If you keep one thing from this chapter, keep this: when a model is too large for one device you partition it three ways, splitting layers across devices (tensor), splitting the network into depth-ordered stages (pipeline), and splitting the redundant optimizer state, gradients, and parameters that plain data parallelism copied (sharded), then compose all three so the most communication-heavy axis lands on the fastest interconnect. Read forward, the sections build the craft in layers: first the memory budget that forces the split, then tensor and pipeline parallelism, then the ZeRO and FSDP sharding that removes data-parallel redundancy, then DeepSpeed and Megatron-LM that ship it, sequence and context parallelism for long inputs, activation checkpointing as the per-node enabler, and finally 3D and 4D parallelism and how to tune the combination. Read as a question, the chapter asks of any model whose parameters, gradients, and optimizer state overflow a single accelerator: how do you cut it into pieces that fit, and how do you arrange those cuts so the collectives that glue them back together do not erase the speedup. The roadmap below walks the ten sections that answer it.

Chapter Roadmap

16.1 When the Model No Longer Fits on One Device Works out the training memory budget of parameters, gradients, optimizer state, and activations, and shows why a model that fits its forward pass on one accelerator can still be impossible to train there.
16.2 Tensor Parallelism Develops the partitioned matrix multiply that splits each layer across devices along its feature dimension, and the all-gather and all-reduce that reassemble it, explaining why this axis demands a fast intra-node interconnect.
16.3 Pipeline Parallelism Assigns consecutive layers to different devices as depth-ordered stages and streams micro-batches through them, characterizing the pipeline bubble and the GPipe, 1F1B, and interleaved schedules that shrink it.
16.4 Sharded Data Parallelism: ZeRO Stages 1-3 Builds the three ZeRO stages that progressively partition optimizer state, then gradients, then parameters across the data-parallel replicas, cutting per-device memory toward a near-linear reduction.
16.5 PyTorch FSDP Grounds sharded data parallelism in the native PyTorch framework, walking through sharding strategy, wrapping policy, and the all-gather and reduce-scatter that re-materialize and re-partition parameters around each layer.
16.6 DeepSpeed and Megatron-LM Surveys the two production stacks that pioneered ZeRO and tensor-plus-pipeline parallelism, naming which axes each contributes and what their configuration exposes to the practitioner.
16.7 Sequence and Context Parallelism Extends the cuts to long inputs by partitioning the activation and attention memory along the sequence dimension, the axis that dominates as context windows grow.
16.8 Activation Checkpointing as a Per-Node Enabler Adds the per-node memory layer that discards stored activations and recomputes them in the backward pass, trading extra compute for the headroom that makes a given partitioning fit.
16.9 3D and 4D Parallelism Composes data, tensor, pipeline, and expert parallelism into layered strategies, mapping each axis onto the interconnect tier whose bandwidth its collectives demand.
16.10 Choosing and Tuning a Parallelism Strategy Reasons about how to select and size the combination of axes for a given model, cluster topology, and memory budget, weighing the tradeoffs that make one strategy outperform another.

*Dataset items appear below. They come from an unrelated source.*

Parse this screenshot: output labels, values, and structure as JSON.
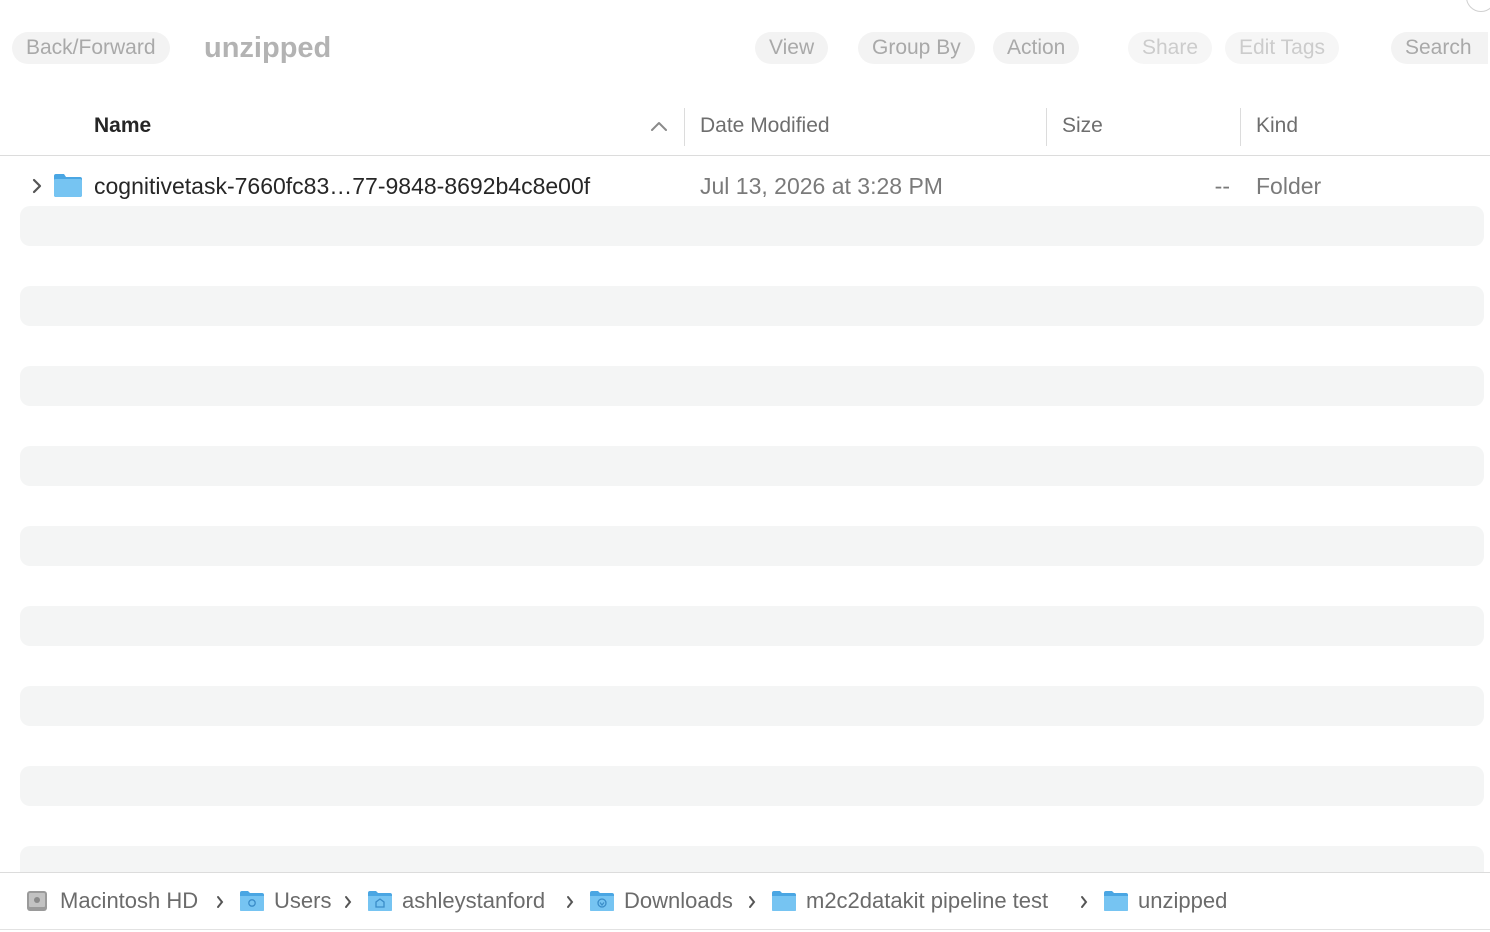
{
  "toolbar": {
    "back_forward": "Back/Forward",
    "title": "unzipped",
    "view": "View",
    "group_by": "Group By",
    "action": "Action",
    "share": "Share",
    "edit_tags": "Edit Tags",
    "search": "Search"
  },
  "columns": {
    "name": "Name",
    "date_modified": "Date Modified",
    "size": "Size",
    "kind": "Kind",
    "sort": "ascending"
  },
  "files": [
    {
      "name": "cognitivetask-7660fc83…77-9848-8692b4c8e00f",
      "date_modified": "Jul 13, 2026 at 3:28 PM",
      "size": "--",
      "kind": "Folder",
      "icon": "folder-icon"
    }
  ],
  "pathbar": [
    {
      "label": "Macintosh HD",
      "icon": "hard-drive-icon"
    },
    {
      "label": "Users",
      "icon": "users-folder-icon"
    },
    {
      "label": "ashleystanford",
      "icon": "home-folder-icon"
    },
    {
      "label": "Downloads",
      "icon": "downloads-folder-icon"
    },
    {
      "label": "m2c2datakit pipeline test",
      "icon": "folder-icon"
    },
    {
      "label": "unzipped",
      "icon": "folder-icon"
    }
  ],
  "colors": {
    "folder_blue": "#5fb8ef",
    "stripe": "#f4f5f5",
    "text_primary": "#262626",
    "text_secondary": "#7a7a7a"
  }
}
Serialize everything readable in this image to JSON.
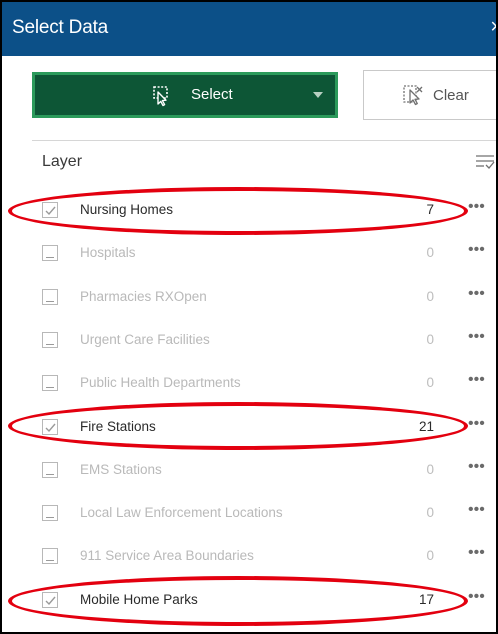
{
  "panel": {
    "title": "Select Data",
    "close_glyph": "×"
  },
  "toolbar": {
    "select_label": "Select",
    "clear_label": "Clear",
    "select_icon": "select-by-rectangle-icon",
    "clear_icon": "clear-selection-icon"
  },
  "layers": {
    "header": "Layer",
    "filter_icon": "filter-lines-icon",
    "items": [
      {
        "name": "Nursing Homes",
        "count": "7",
        "checked": true
      },
      {
        "name": "Hospitals",
        "count": "0",
        "checked": false
      },
      {
        "name": "Pharmacies RXOpen",
        "count": "0",
        "checked": false
      },
      {
        "name": "Urgent Care Facilities",
        "count": "0",
        "checked": false
      },
      {
        "name": "Public Health Departments",
        "count": "0",
        "checked": false
      },
      {
        "name": "Fire Stations",
        "count": "21",
        "checked": true
      },
      {
        "name": "EMS Stations",
        "count": "0",
        "checked": false
      },
      {
        "name": "Local Law Enforcement Locations",
        "count": "0",
        "checked": false
      },
      {
        "name": "911 Service Area Boundaries",
        "count": "0",
        "checked": false
      },
      {
        "name": "Mobile Home Parks",
        "count": "17",
        "checked": true
      }
    ],
    "more_glyph": "•••"
  },
  "colors": {
    "title_bar": "#0c5088",
    "select_button": "#0d5636",
    "select_border": "#2b9a5b",
    "annotation": "#e3000f"
  }
}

Read the ten sections in order and you will hold a working blueprint for training a model far larger than any single accelerator can hold: Section 16.1 establishes the memory wall, Sections 16.2 and 16.3 cut the model across the width of a layer and the depth of the network, Sections 16.4 and 16.5 remove the data-parallel redundancy with ZeRO and FSDP, and Sections 16.6 through 16.10 ground it in DeepSpeed and Megatron-LM, extend it to long contexts, add activation checkpointing, and compose the axes into the 3D and 4D strategies you then learn to tune. The thread to watch is the all-reduce of Chapter 4 coming apart into the all-gather and reduce-scatter that assemble and disassemble shards, and the full model replica of Chapter 15 fracturing into pieces no one device could hold alone.

What's Next?

This chapter partitions a dense model: every parameter participates in every forward pass, and the cuts are about fitting that dense computation across devices. The next chapter changes the model itself. Chapter 17: Expert Parallelism and Sparse Distributed Models takes up mixture-of-experts architectures, where each token is routed to only a small subset of many expert sub-networks, so the parameter count can grow enormously while the per-token compute stays fixed. That sparsity introduces a new parallelism axis, expert parallelism, which places different experts on different devices and uses an all-to-all to route tokens to the device that holds the expert they were assigned. The all-to-all is the fourth dimension of the 4D parallelism this chapter introduced, and the routing it serves is a distributed scheduling problem on top of the partitioning you just learned. Read it next, and watch the dense model of this chapter give way to a sparse one whose effective size is decoupled from the compute it spends on any single token.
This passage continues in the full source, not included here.